Our School Committee has kept its promise to the town. It will indeed improve the communications between the committee and the town. Starting yesterday, members of the committee were and will continue to be available in designated public places to answer questions and hold informal discussions with parents or other concerned citizens. Their next Community Office Hours session will be held Saturday Aug. 25 from 9-10:15 a.m. at Rise Bakery on Union Street.
Massachusetts is about to change our way of insuring our automobiles, for better or for worse. I don’t know what to expect. I don’t really believe that open competition will result in lower insurance rates no more than deregulation of our airlines resulted in better air travel. I do know one thing that is not likely to change and that is the importance of selecting a good insurance agent. No matter what insurance carrier you choose, you need someone you trust to advise you and to help you if and when you have to file a claim. Don’t ever buy insurance simply because someone offers you the lowest rates. You will probably get the worst service along with the lowest rates. A good insurance agent will be able to advise you and help you later if your insurance carrier should fail to cover your claims.
The month of August is almost here along with many personal memories for me and other members of my generation. We dropped an atomic bomb on Hiroshima on Aug. 6, 1945 and dropped another one on Nagasaki three days later. Japan surrendered on Aug. 15. They signed their formal surrender on Sept. 2.
I was still in Europe at the time, so I never personally experienced that part of World War II and I have always felt the need to better understand what our troops went through in the Pacific Theater of Operations. I did get to see plenty of rusty landing-craft, some ships and motor vehicles that had been bulldozed into the sea around various Marshall Islands when I was engaged in nuclear bomb tests a few years later, but that didn’t satisfy my curiosity.
Finally, I found a book that helped me better understand what our troops experienced. The book is "First Into Nagasaki" by George Weller, edited by his son Anthony Weller. The book is an assembly of newspaper reports that had been rejected by General MacArthur’s censors, thought to be lost, but later recovered by the younger Weller and published as a book.
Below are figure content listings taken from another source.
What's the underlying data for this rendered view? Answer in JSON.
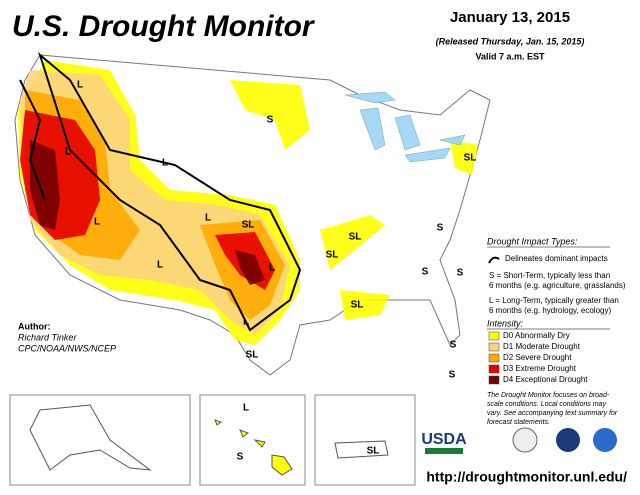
{
  "title": "U.S. Drought Monitor",
  "date": "January 13, 2015",
  "released": "(Released Thursday, Jan. 15, 2015)",
  "valid": "Valid 7 a.m. EST",
  "author": {
    "heading": "Author:",
    "name": "Richard Tinker",
    "org": "CPC/NOAA/NWS/NCEP"
  },
  "impact": {
    "heading": "Drought Impact Types:",
    "line": "Delineates dominant impacts",
    "short": [
      "S = Short-Term, typically less than",
      "6 months (e.g. agriculture, grasslands)"
    ],
    "long": [
      "L = Long-Term, typically greater than",
      "6 months (e.g. hydrology, ecology)"
    ]
  },
  "intensity": {
    "heading": "Intensity:",
    "items": [
      {
        "label": "D0 Abnormally Dry",
        "color": "#ffff00"
      },
      {
        "label": "D1 Moderate Drought",
        "color": "#fcd37f"
      },
      {
        "label": "D2 Severe Drought",
        "color": "#ffaa00"
      },
      {
        "label": "D3 Extreme Drought",
        "color": "#e60000"
      },
      {
        "label": "D4 Exceptional Drought",
        "color": "#730000"
      }
    ]
  },
  "note": [
    "The Drought Monitor focuses on broad-",
    "scale conditions. Local conditions may",
    "vary. See accompanying text summary for",
    "forecast statements."
  ],
  "logo": "USDA",
  "url": "http://droughtmonitor.unl.edu/",
  "map_labels": [
    "L",
    "S",
    "L",
    "L",
    "SL",
    "L",
    "SL",
    "S",
    "L",
    "SL",
    "SL",
    "L",
    "L",
    "S",
    "S",
    "SL",
    "L",
    "S",
    "SL",
    "S",
    "L",
    "S",
    "SL"
  ]
}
Weller describes what he saw as the first American to go into Nagasaki after it was hit, and most important, he describes the American prisoners of war that were held and brutally mistreated by the Japanese military. This is a very difficult book to read, but I urge each and everyone to read it and if possible, please read it before Sept. 2, so that you will know the price that our troops paid for the victory that we will acknowledge on that day.
Maybe, I’ll be able to sleep tonight.